A namespaced CRD that declares a resource need. Two phases, one transition: Pending → Acknowledged.

apiVersion: bigfleet.lucy.sh/v1alpha1
kind: CapacityRequest
metadata:
name: cr-trainer-worker-42
namespace: training
ownerReferences:
- apiVersion: v1
kind: Pod
name: trainer-worker-42
spec:
requirements:
- key: node.kubernetes.io/instance-type
operator: In
values: ["a3-highgpu-8g", "p5.48xlarge"]
resources:
requests:
cpu: "96"
memory: "768Gi"
nvidia.com/gpu: "8"
priority: 1000000
topologySpread:
- topologyKey: topology.kubernetes.io/zone
maxSkew: 1
whenUnsatisfiable: DoNotSchedule
status:
phase: Acknowledged # Pending | Acknowledged

One CR per pod. Roll-up aggregates. Withdrawal is implicit via ownerRef GC.

6.2 AvailableCapacity

An eventually-consistent hint from the autoscaler about what capacity could be provisioned. Confidence signal: High / Medium / Low / None.

6.3 UpcomingNode

A node matching this spec is being provisioned. Status phases: Provisioning | Launched | Registered | Ready | Failed.

7. The roll-up protocol

The operator runs anywhere that can reach the cluster’s API server and the autoscaler. It does three things:

  1. Roll up and send (every cycle, full replacement).
  2. Write UpcomingNode CRDs when the autoscaler provisions nodes.
  3. (Optional) Write AvailableCapacity CRDs.
syntax = "proto3";
package bigfleet.lucy.sh.v1alpha1;
import "google/protobuf/timestamp.proto";
service InfrastructureAutoscaler {
rpc UpdateClusterNeeds(ClusterCapacityNeeds) returns (Acknowledgement);
}
message ClusterCapacityNeeds {
string cluster_id = 1;
google.protobuf.Timestamp timestamp = 2;
repeated CapacityNeed needs = 3;
}
message CapacityNeed {
repeated NodeSelectorRequirement requirements = 1;
map<string, string> resources = 2;
int32 priority = 3;
int32 count = 4;
repeated TopologySpread spread = 5;
}
message TopologySpread {
string topology_key = 1;
int32 max_skew = 2;
string when_unsatisfiable = 3;
}
message NodeSelectorRequirement {
string key = 1;
string operator = 2; // In | NotIn | Exists | DoesNotExist | Same
repeated string values = 3;
}
message Acknowledgement { bool acknowledged = 1; }

8. Topology handling

Same is the only new concept. During roll-up, the operator translates from CRDs to protobuf, adding Same requirements where co-location is needed.

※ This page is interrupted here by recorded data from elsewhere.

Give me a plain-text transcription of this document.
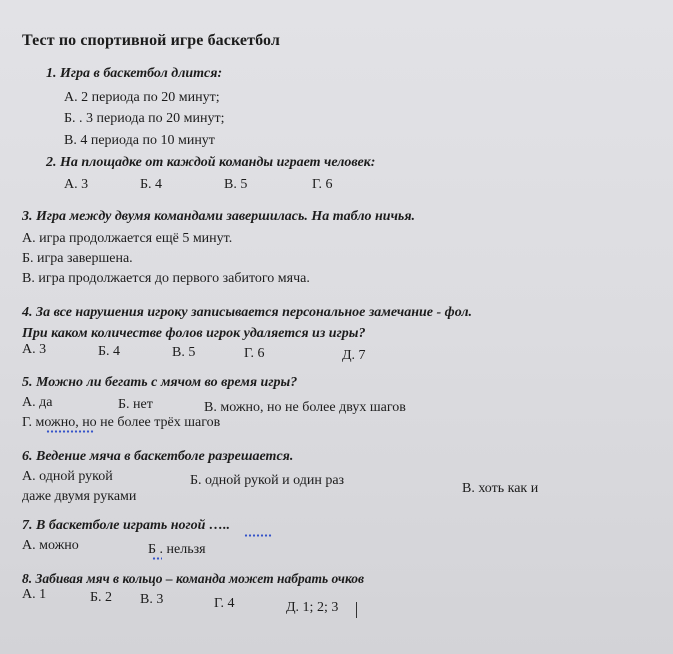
Тест по спортивной игре баскетбол
1. Игра в баскетбол длится:
А. 2 периода по 20 минут;
Б. . 3 периода по 20 минут;
В. 4 периода по 10 минут
2. На площадке от каждой команды играет человек:
А. 3	Б. 4	В. 5	Г. 6
3. Игра между двумя командами завершилась. На табло ничья.
А. игра продолжается ещё 5 минут.
Б. игра завершена.
В. игра продолжается до первого забитого мяча.
4. За все нарушения игроку записывается персональное замечание - фол.
При каком количестве фолов игрок удаляется из игры?
А. 3	Б. 4	В. 5	Г. 6	Д. 7
5. Можно ли бегать с мячом во время игры?
А. да	Б. нет	В. можно, но не более двух шагов
Г. можно, но не более трёх шагов
6. Ведение мяча в баскетболе разрешается.
А. одной рукой	Б. одной рукой и один раз
В. хоть как и
даже двумя руками
7. В баскетболе играть ногой …..
А. можно	Б . нельзя
8. Забивая мяч в кольцо – команда может набрать очков
А. 1	Б. 2 В. 3	Г. 4	Д. 1; 2; 3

Spread (topology spread constraints) passes through DoNotSchedule / ScheduleAnyway semantics.

9. Priority and preemption

Priority is the pod’s PriorityClass value. Preemption is the autoscaler’s decision. Reclamation is standard node shutdown.

10. How it works in practice

Training job with topology, capacity stockout, withdrawal — all illustrated in the source paper.

11. Scaling analysis

Up to 100M nodes (~20K clusters × 5K nodes). Roll-up message ~2KB regardless of fleet size. Per-cluster behaviour is identical at any scale.

12. Optional: per-pod capacity request controller

Ships separately from the contract. Watches PodScheduled=False, reason=Unschedulable and creates one CR per pod. Not required if Kueue or a custom controller handles CR creation.

13. What this doesn’t specify (intentionally)

  • How nodes are provisioned (cloud, bare metal, etc.)
  • How nodes are deprovisioned (standard graceful shutdown)
  • How clusters are managed (fleet orchestration concern)
  • Where anything runs

14. kubectl experience

$ kubectl get availablecapacity -n fleet-system
$ kubectl get capacityrequests -A
$ kubectl get upcomingnodes -n fleet-system

(See source paper for full content; this file is a working summary for design reference.)